Elizabeth Sigworth Westerberg dissertation defense – November 2
PhD candidate Elizabeth Anne Sigworth Westerberg will be defending her dissertation on Wednesday, November 2, at 10 a.m. Central Time, on-site and online. Her advisor is Qingxia (Cindy) Chen. All are invited.
The in-person event will be held in Room 1402 (14th floor) at 2525 West End Avenue.
For access to the event stream, please contact the department at biostatistics[at]vumc[dot]org.

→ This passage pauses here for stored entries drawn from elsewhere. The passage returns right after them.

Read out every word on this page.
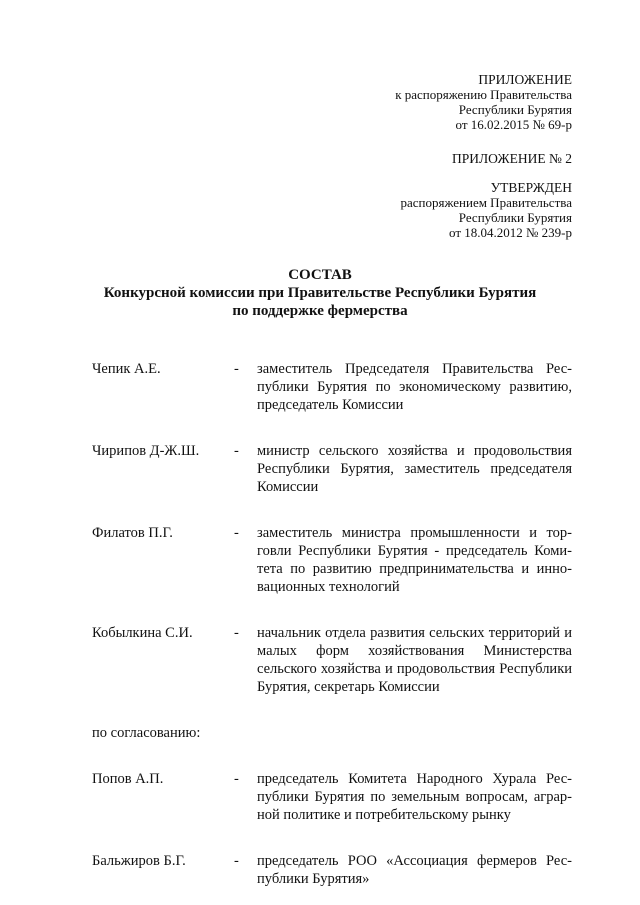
ПРИЛОЖЕНИЕ
к распоряжению Правительства
Республики Бурятия
от 16.02.2015 № 69-р
ПРИЛОЖЕНИЕ № 2
УТВЕРЖДЕН
распоряжением Правительства
Республики Бурятия
от 18.04.2012 № 239-р
СОСТАВ
Конкурсной комиссии при Правительстве Республики Бурятия
по поддержке фермерства
Чепик А.Е.	- заместитель Председателя Правительства Республики Бурятия по экономическому развитию, председатель Комиссии
Чирипов Д-Ж.Ш.	- министр сельского хозяйства и продовольствия Республики Бурятия, заместитель председателя Комиссии
Филатов П.Г.	- заместитель министра промышленности и торговли Республики Бурятия - председатель Комитета по развитию предпринимательства и инновационных технологий
Кобылкина С.И.	- начальник отдела развития сельских территорий и малых форм хозяйствования Министерства сельского хозяйства и продовольствия Республики Бурятия, секретарь Комиссии
по согласованию:
Попов А.П.	- председатель Комитета Народного Хурала Республики Бурятия по земельным вопросам, аграрной политике и потребительскому рынку
Бальжиров Б.Г.	- председатель РОО «Ассоциация фермеров Республики Бурятия»
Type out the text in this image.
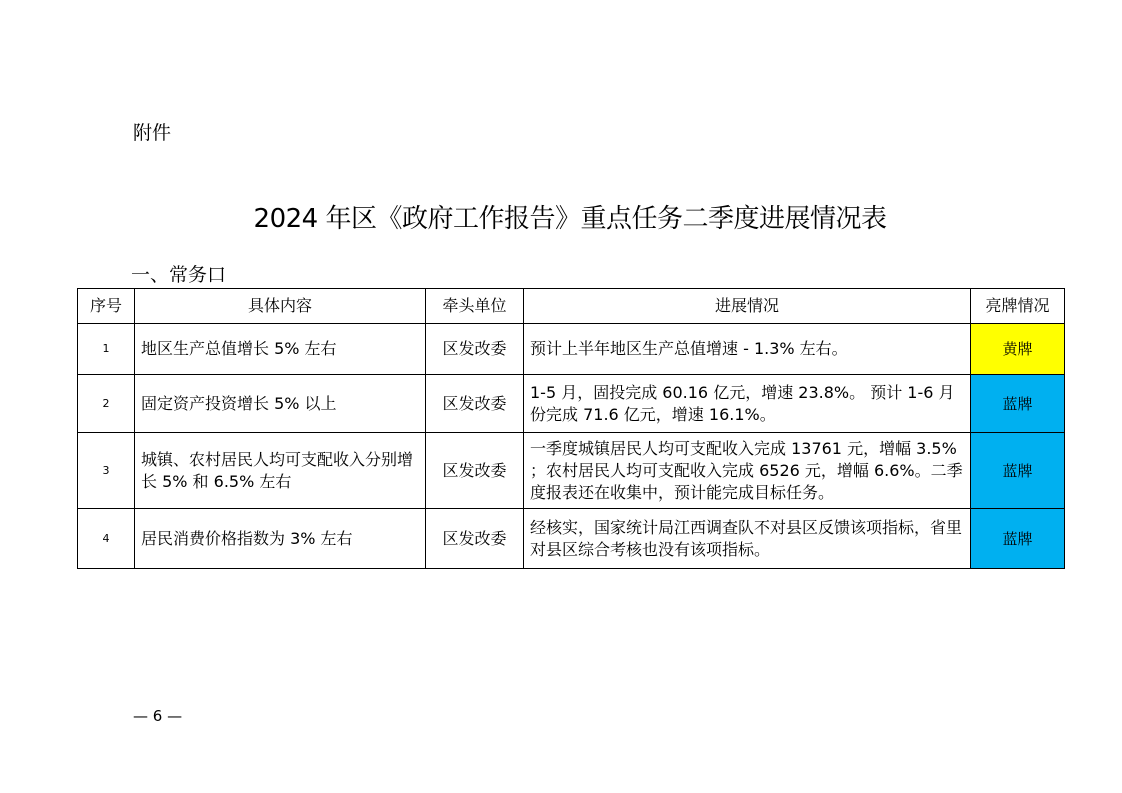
附件
2024 年区《政府工作报告》重点任务二季度进展情况表
一、常务口
序号	具体内容	牵头单位	进展情况	亮牌情况
1	地区生产总值增长 5% 左右	区发改委	预计上半年地区生产总值增速 - 1.3% 左右。	黄牌
2	固定资产投资增长 5% 以上	区发改委	1-5 月，固投完成 60.16 亿元，增速 23.8%。 预计 1-6 月份完成 71.6 亿元，增速 16.1%。	蓝牌
3	城镇、农村居民人均可支配收入分别增长 5% 和 6.5% 左右	区发改委	一季度城镇居民人均可支配收入完成 13761 元，增幅 3.5% ；农村居民人均可支配收入完成 6526 元，增幅 6.6%。二季度报表还在收集中，预计能完成目标任务。	蓝牌
4	居民消费价格指数为 3% 左右	区发改委	经核实，国家统计局江西调查队不对县区反馈该项指标，省里对县区综合考核也没有该项指标。	蓝牌
— 6 —
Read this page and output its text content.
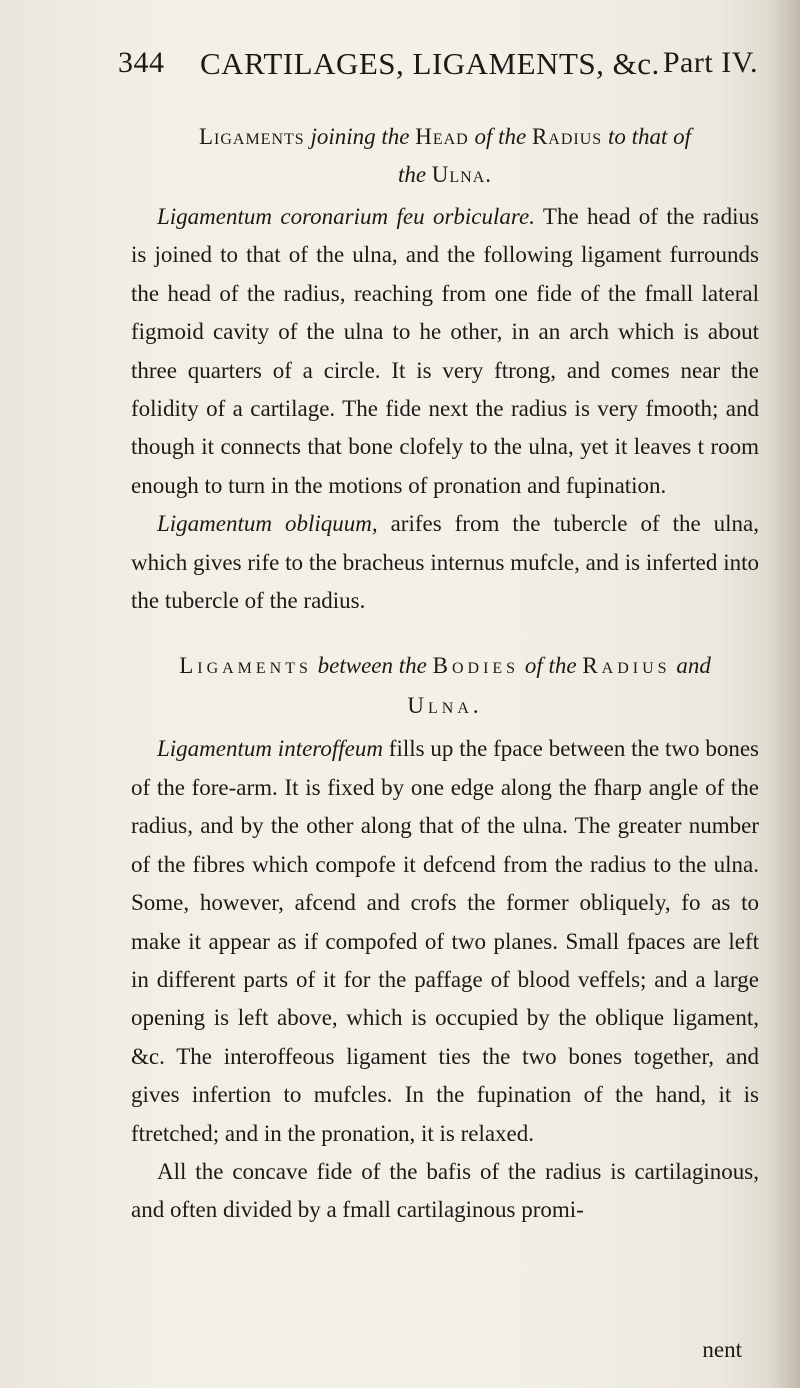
344 CARTILAGES, LIGAMENTS, &c. Part IV.
Ligaments joining the Head of the Radius to that of
the Ulna.

Ligamentum coronarium feu orbiculare. The head of the radius is joined to that of the ulna, and the following ligament furrounds the head of the radius, reaching from one fide of the fmall lateral figmoid cavity of the ulna to he other, in an arch which is about three quarters of a circle. It is very ftrong, and comes near the folidity of a cartilage. The fide next the radius is very fmooth; and though it connects that bone clofely to the ulna, yet it leaves t room enough to turn in the motions of pronation and fupination.

Ligamentum obliquum, arifes from the tubercle of the ulna, which gives rife to the bracheus internus mufcle, and is inferted into the tubercle of the radius.

Ligaments between the Bodies of the Radius and
Ulna.

Ligamentum interoffeum fills up the fpace between the two bones of the fore-arm. It is fixed by one edge along the fharp angle of the radius, and by the other along that of the ulna. The greater number of the fibres which compofe it defcend from the radius to the ulna. Some, however, afcend and crofs the former obliquely, fo as to make it appear as if compofed of two planes. Small fpaces are left in different parts of it for the paffage of blood veffels; and a large opening is left above, which is occupied by the oblique ligament, &c. The interoffeous ligament ties the two bones together, and gives infertion to mufcles. In the fupination of the hand, it is ftretched; and in the pronation, it is relaxed.

All the concave fide of the bafis of the radius is cartilaginous, and often divided by a fmall cartilaginous promi-

nent
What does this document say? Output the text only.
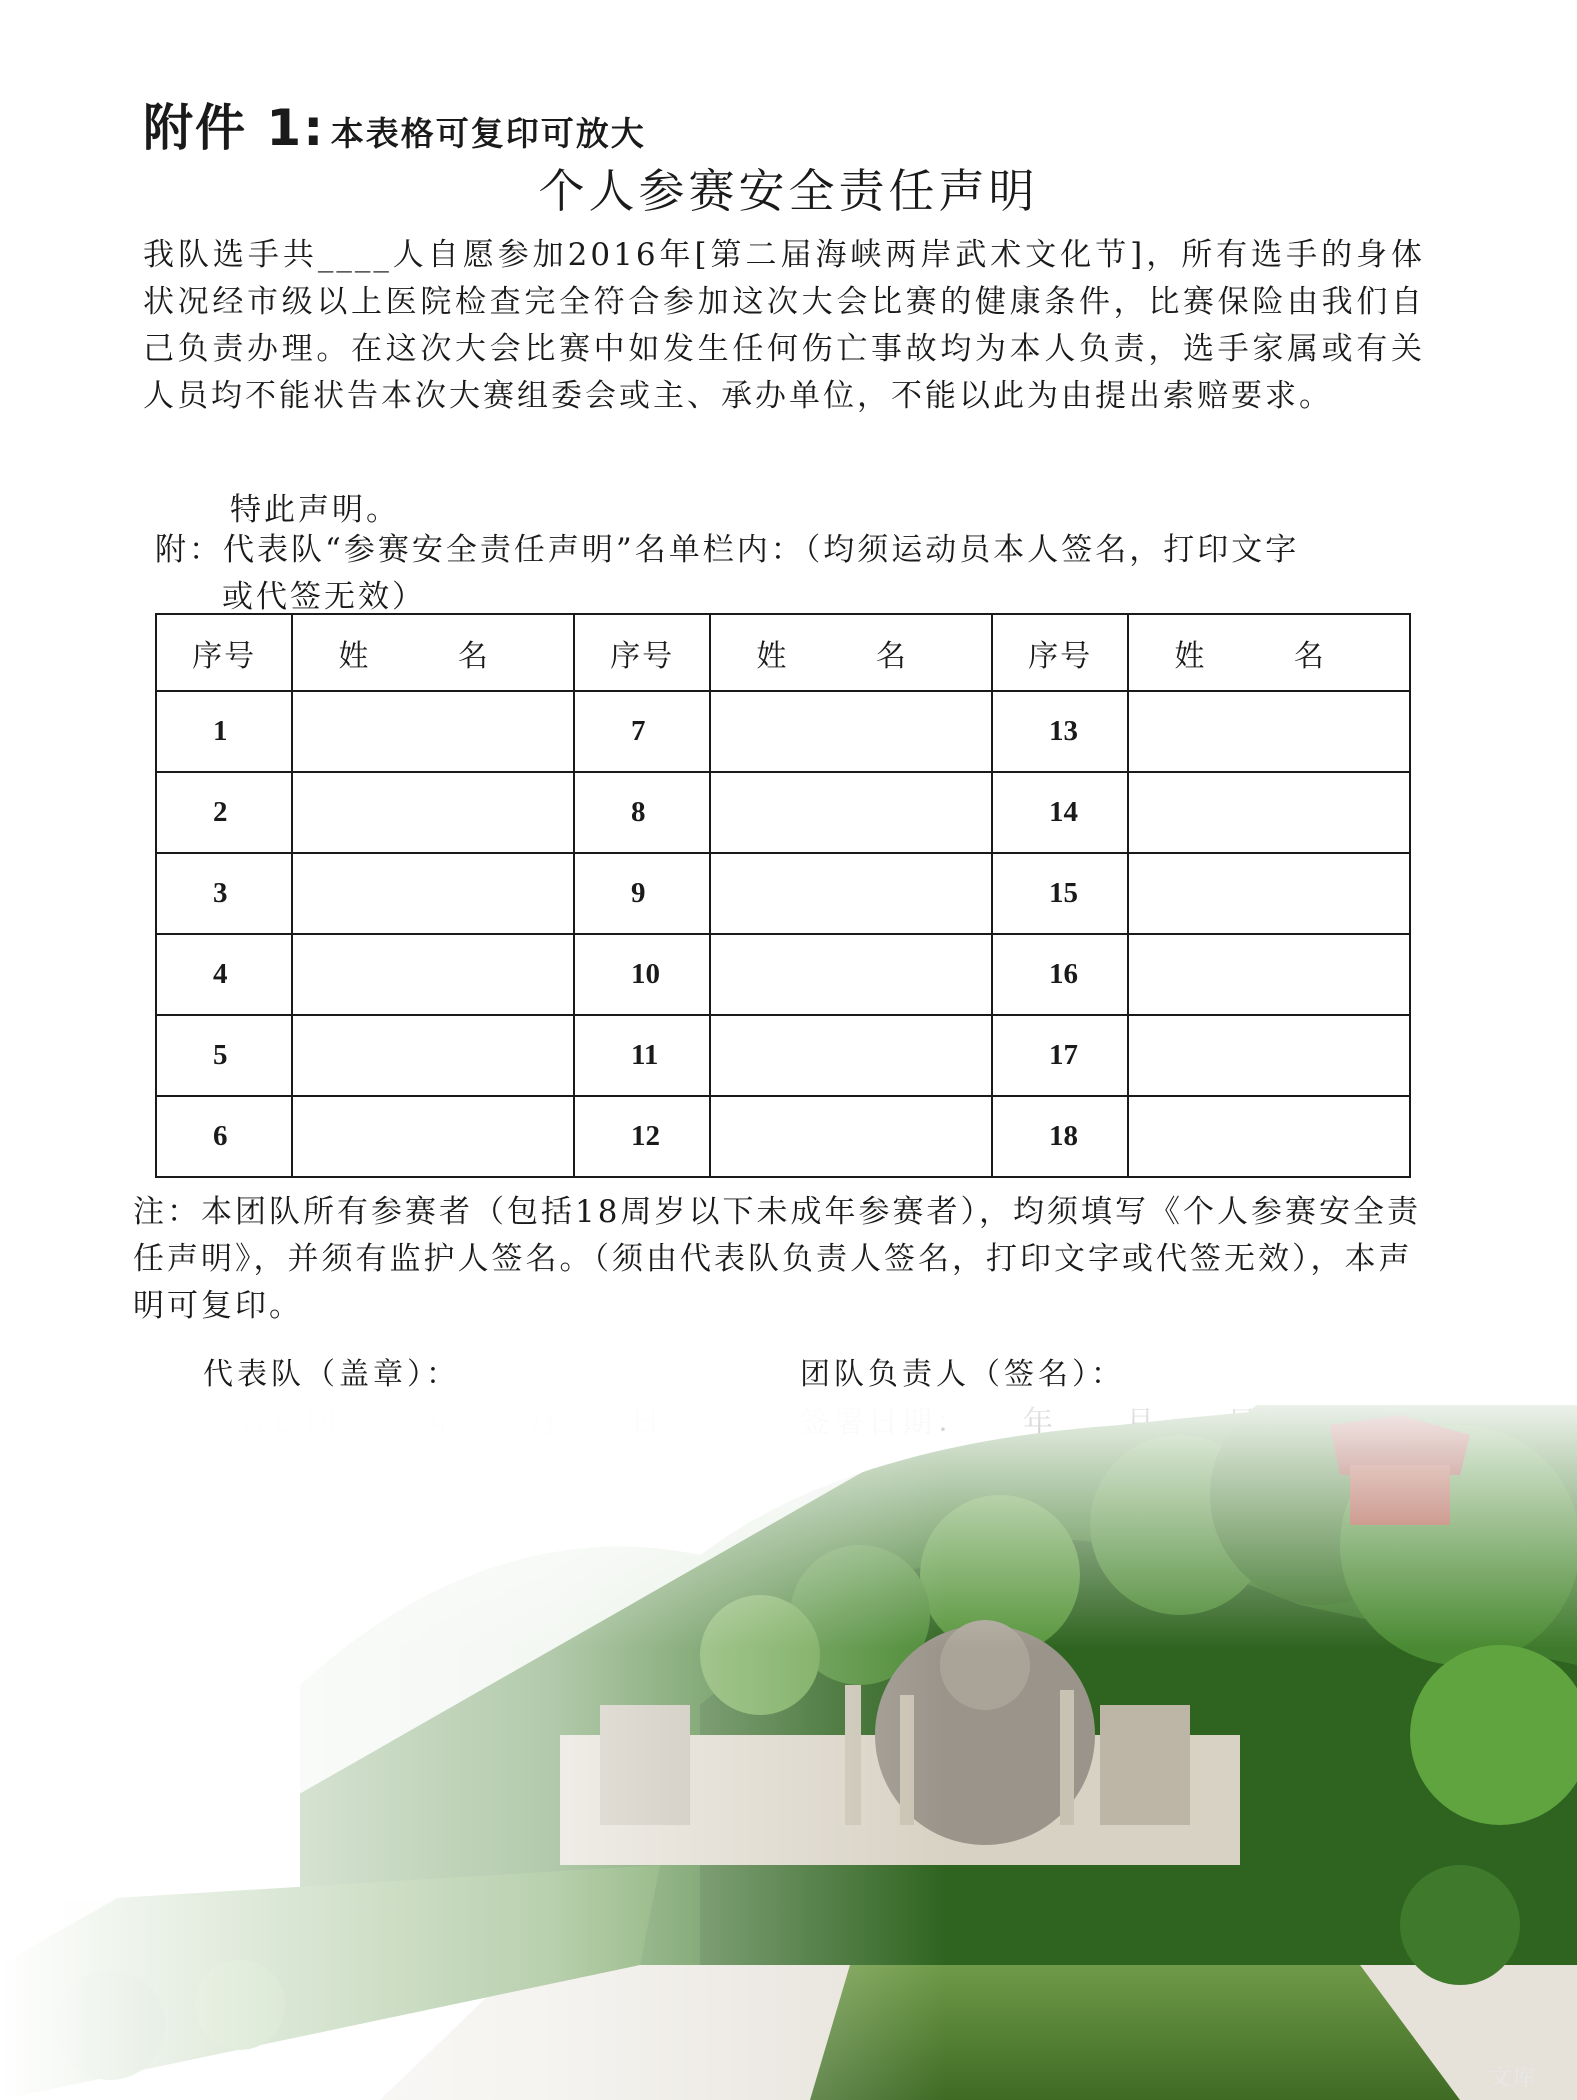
附件 1: 本表格可复印可放大
个人参赛安全责任声明
我队选手共____人自愿参加2016年[第二届海峡两岸武术文化节]，所有选手的身体状况经市级以上医院检查完全符合参加这次大会比赛的健康条件，比赛保险由我们自己负责办理。在这次大会比赛中如发生任何伤亡事故均为本人负责，选手家属或有关人员均不能状告本次大赛组委会或主、承办单位，不能以此为由提出索赔要求。
特此声明。
附：代表队“参赛安全责任声明”名单栏内：（均须运动员本人签名，打印文字
或代签无效）
序号	姓 名	序号	姓 名	序号	姓 名
1		7		13	
2		8		14	
3		9		15	
4		10		16	
5		11		17	
6		12		18	
注：本团队所有参赛者（包括18周岁以下未成年参赛者），均须填写《个人参赛安全责任声明》，并须有监护人签名。（须由代表队负责人签名，打印文字或代签无效），本声明可复印。
代表队（盖章）：	团队负责人（签名）：
文库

Improving Inferential and Computational Efficiency for Real-World Data
Large clinical and epidemiological studies allow researchers to study drug and exposure effects across populations and increase the chance of observing rare events. However, with large studies come increased data volume, follow-up time, and overall complexity, necessitating analytical techniques that scale with increasing data sizes or perform efficient analyses on subsets or summaries. In this dissertation, we explored several facets of inferential and computational efficiency in the context of big data. First, we considered a case where complete data is unavailable due to data sharing limitations and developed a Bayesian meta-analysis model that uses clinical trial summary data to estimate equivalent dose pairs of two drugs based on adverse event rates. We demonstrated its efficiency when compared to models fit on individual subject data via simulation study, including under model misspecification. We then applied our method to clinical trial data on two taxane chemotherapy drugs known to cause peripheral sensory neuropathy. Next, we compared methods for estimating time-varying effects in the Cox model, evaluating via simulation five different options in terms of inferential and computational efficiency when applied to effects of varying complexity. We then applied the best performing methods to tumor survival data pulled from Vanderbilt University Medical Center electronic health records, using available ICD-9 codes and drug exposures to estimate the potential time-varying effect of metformin on survival in several tumor types. Finally, we applied the findings of our time-varying effect exploration to two-phase study designs, where inexpensive covariates are available for all participants, but an expensive covariate that is believed to have a time-varying effect is available only for a subset. This work extends on the previous development of a two-phase approach for the Cox proportional hazards model, and uses B-spline sieves to estimate the conditional density of expensive covariates given the available inexpensive covariates. We demonstrated its performance via simulation and comparison to existing methods that incorporate only Phase II data, and finished with an application to the Shanghai Women’s Health Study on the effects of a biomarker of interest over time on colorectal cancer development.